Switzerland/ Poland/ Austria, 95 min
Dir. Greg Zglinski
With Anna (Birgit Minichmayr) and Nick’s (Philipp Hochmair) marriage on shaking ground following his affair with a neighbor, the couple venture to a cabin in the Swiss Alps. In addition to providing them some much needed time together, the trip is meant to boost their creative endeavors. Anna, a writer, is struggling with a novel and Nick, a chef, is intent on researching the region’s cuisine. But the tone for the getaway is set early on when they hit a sheep on a country road en route to the cabin. A series of increasingly inexplicable occurrences all but guarantee the couple will not be having a peaceful time for which they hoped. Meanwhile Mischa (Mona Petri), the woman they hired to watch their apartment, is being harassed by Harald (Michael Ostrowski), a man convinced she is his deceased ex-girlfriend Andrea, the neighbor with whom Nick had the affair. Like with Anna and Nick, reality appears to be crumbling around Mischa.
Whenever a synopsis draws comparison to Andrzej Zulawski’s Possession, I take it like a challenge. To aim so high, the film better bring the goods. Rarely they do. In the case of Greg Zglinski‘s Animals, I was left thinking, “You know what? Yeah, they earned it.” Animals is a truly engrossing descent into madness; it’s dark and disorienting but also absolutely mesmerizing. It’s canvas is lush with abstractions, and unexpected symmetries and repetitions. It’s anything but an easy watch, but ultimately damn rewarding.
Early on, Anna and Mischa are linked via similar injuries–Anna’s from the run-in with the sheep; Mischa’s from a fall. Zglinski teases viewers with the possibility that the injuries are impetus to all the strangeness that follows, but there’s a lingering feeling of something far more sinister and primal is occurring. What starts as distrust and paranoia between Anna and Nick grows into the bizarre. They hear different things than what the other is saying; see different things; at times their out of sync with each other as though time itself is breaking down. With Mischa, the hows and whys of her circumstances haunt us as we witness her avoidance of Harald and her courting of the doctor who treated her, Tarek (Mehdi Nebbou). Like Anna and Nick, something is off with Mischa’s perception of time. She’s seen things that haven’t occurred yet, or possibly have occurred to her but not to the others involved. Though she appears relatively collected, we’re treated into the underlying turmoil through the increasing disarray of the apartment to which she’s supposed to be tending.
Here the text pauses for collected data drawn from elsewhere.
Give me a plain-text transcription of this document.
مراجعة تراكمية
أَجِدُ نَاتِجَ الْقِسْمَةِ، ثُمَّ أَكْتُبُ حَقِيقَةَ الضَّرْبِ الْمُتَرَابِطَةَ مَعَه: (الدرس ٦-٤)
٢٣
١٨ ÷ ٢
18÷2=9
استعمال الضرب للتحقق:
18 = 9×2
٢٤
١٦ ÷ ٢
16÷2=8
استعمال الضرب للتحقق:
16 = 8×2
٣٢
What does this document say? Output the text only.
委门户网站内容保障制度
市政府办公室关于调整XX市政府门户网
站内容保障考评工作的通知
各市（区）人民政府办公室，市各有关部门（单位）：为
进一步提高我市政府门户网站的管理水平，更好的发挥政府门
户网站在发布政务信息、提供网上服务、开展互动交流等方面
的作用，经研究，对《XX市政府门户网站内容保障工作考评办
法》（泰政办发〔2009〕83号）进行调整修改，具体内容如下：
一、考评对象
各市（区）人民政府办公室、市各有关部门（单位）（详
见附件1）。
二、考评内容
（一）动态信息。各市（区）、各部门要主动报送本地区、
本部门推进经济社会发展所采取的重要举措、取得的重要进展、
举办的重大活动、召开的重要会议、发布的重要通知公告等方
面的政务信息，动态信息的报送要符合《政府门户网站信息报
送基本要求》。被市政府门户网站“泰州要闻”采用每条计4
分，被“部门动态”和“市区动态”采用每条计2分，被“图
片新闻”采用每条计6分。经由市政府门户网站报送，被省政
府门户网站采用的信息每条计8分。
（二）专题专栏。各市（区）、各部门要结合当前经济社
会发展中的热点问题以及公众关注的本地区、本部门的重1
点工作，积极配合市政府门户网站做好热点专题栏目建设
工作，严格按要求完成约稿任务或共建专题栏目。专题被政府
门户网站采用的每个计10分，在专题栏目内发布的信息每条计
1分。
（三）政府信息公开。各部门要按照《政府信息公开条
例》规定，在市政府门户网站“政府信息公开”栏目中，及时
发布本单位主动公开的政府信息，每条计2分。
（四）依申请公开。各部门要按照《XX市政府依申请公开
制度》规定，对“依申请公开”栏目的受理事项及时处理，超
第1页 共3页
The entire cast delivers potent performances, with Minichmayr as a particular stand-out as Anna. It’s hard to decide if her increasing moments of confusion or far too brief moments of lucidity and tenderness are more heartbreaking. Minichmayr presents the spectrum of human emotion masterfully.
Under Zglinski’s assured direction, the growing dread is palpable despite being unexplained. Like staring into the abyss of a black hole, just watching invites the fear of falling and being lost forever. The culmination of the film–or, more specifically, the experiences within the film–is devastating. A traditional, linear interpretation could be applied, but where’s the fun in that? Embrace the dark unknown and, perhaps, watch with a loved one at your side.